Rather than reacting, I simply explained my feelings regarding the circumstance, "Weenta, I feel even more stressed than I did yesterday (feelings). Love You Back Productions has a wedding commission scheduled at the same time as my family trip. I want to go on the trip (desires). Here is my plan: We can hire an assistant camera operator for the commission date (ideas). You can handle the commission on your own (beliefs). You are free to not like this plan; however, I still have these feelings."
That last line is critical.
You are free to not like....however, I still have these feelings."
This experience shows that if I acknowledge the validity of Weenta's feelings, thoughts, ideas, and personal experience, my own feelings will be acknowledged. So... In making a collaborative decision, the other person/s' feelings, thoughts, ideas, personal experience/s, etc. are as valid and important if not more so than one's own.
The result was awesome:
Love You Back Productions has a wedding commission scheduled at the same time as my family trip. I am going on the family trip. Love You Productions is an assistant camera operator on the commission date.
Looking back. Mistakes as well as ups and downs are all good and, perhaps, fun...maybe, but serenity is my main goal 2017. The ups and downs are lessons! That's key! That's much is true and really, very important, too. The ups and downs are lessons!
Okay. I promised to use this blog to discuss the finer points of video production, and I have yet to do that in this post. If you have made it this far, let me - 1) shower you with gratitude and praise. You are so awesome and patient for getting this far into my long-winded blog post. 2) I must inform you that-
I have been talking about video production all along. hehehe. Wait! Before you close your web page or quit Safari!!! For what it’s worth, this blog will not end that opaquely.
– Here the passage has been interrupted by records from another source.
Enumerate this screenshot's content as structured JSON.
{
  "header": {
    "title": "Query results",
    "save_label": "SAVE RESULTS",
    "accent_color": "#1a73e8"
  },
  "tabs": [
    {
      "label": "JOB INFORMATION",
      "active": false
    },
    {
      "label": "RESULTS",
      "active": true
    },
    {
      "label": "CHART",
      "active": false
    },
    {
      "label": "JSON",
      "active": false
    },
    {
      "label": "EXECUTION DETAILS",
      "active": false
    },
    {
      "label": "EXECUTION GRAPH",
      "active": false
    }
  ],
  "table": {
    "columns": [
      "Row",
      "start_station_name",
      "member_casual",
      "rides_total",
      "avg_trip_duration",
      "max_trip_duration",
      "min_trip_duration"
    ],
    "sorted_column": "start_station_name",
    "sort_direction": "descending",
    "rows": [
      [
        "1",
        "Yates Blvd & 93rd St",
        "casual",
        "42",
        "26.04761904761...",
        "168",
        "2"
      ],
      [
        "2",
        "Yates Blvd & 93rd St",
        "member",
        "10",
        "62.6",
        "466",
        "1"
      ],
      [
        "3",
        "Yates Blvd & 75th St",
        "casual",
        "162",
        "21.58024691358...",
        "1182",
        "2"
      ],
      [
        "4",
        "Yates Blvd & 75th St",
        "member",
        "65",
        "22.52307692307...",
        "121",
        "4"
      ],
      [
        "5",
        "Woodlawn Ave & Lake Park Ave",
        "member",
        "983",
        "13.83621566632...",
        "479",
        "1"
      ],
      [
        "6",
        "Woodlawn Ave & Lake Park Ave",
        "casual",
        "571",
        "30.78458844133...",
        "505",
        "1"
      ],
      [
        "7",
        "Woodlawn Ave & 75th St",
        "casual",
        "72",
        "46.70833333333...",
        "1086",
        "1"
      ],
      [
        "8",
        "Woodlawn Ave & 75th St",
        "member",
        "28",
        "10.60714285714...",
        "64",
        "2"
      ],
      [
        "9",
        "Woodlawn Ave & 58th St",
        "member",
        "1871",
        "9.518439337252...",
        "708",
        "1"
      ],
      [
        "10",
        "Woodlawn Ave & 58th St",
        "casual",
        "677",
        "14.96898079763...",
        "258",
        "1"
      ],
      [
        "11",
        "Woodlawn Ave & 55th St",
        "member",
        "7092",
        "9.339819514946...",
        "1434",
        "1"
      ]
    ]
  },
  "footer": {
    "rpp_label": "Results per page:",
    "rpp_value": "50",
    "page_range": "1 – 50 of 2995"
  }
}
(Thought to self: If that’s true, Julia. it doesn’t help to make negative statements like "this blog will not...")
Let me explain by video production example! :D
Discussion on the "Finer Points of Video Production" starts here:
No expectations went into the making of this video. Watch video above. This video was a product of fun times and collaborative effort. Production took a while- 6 months. This is one of the first videos I ever shot and produced, solo. And I’m still proud of it. I’d say it’s relevant. Not to mention, the video is of my best friends - Erica, Ryan, Jessica, oh yah, Angelei and Anna, make an appearance, too. Happy Birthday, Jess and Erica!!!!
If you take anything from this blog post, please take the following post-production advice: Do “ripple delete” all the gaps between video clips. When making this video, I thought to myself, “Oh, gaps between video cuts looks cinematic. The motion simulates a real film reel.” No. It doesn’t. Now, I know. I think everyone else knows that much, but just in case, any one doesn’t know to “ripple delete” all the gaps between video clips. You do now.
Wishing everyone fun times, peace, and serenity! Oooop. Make way for Mardi Gras!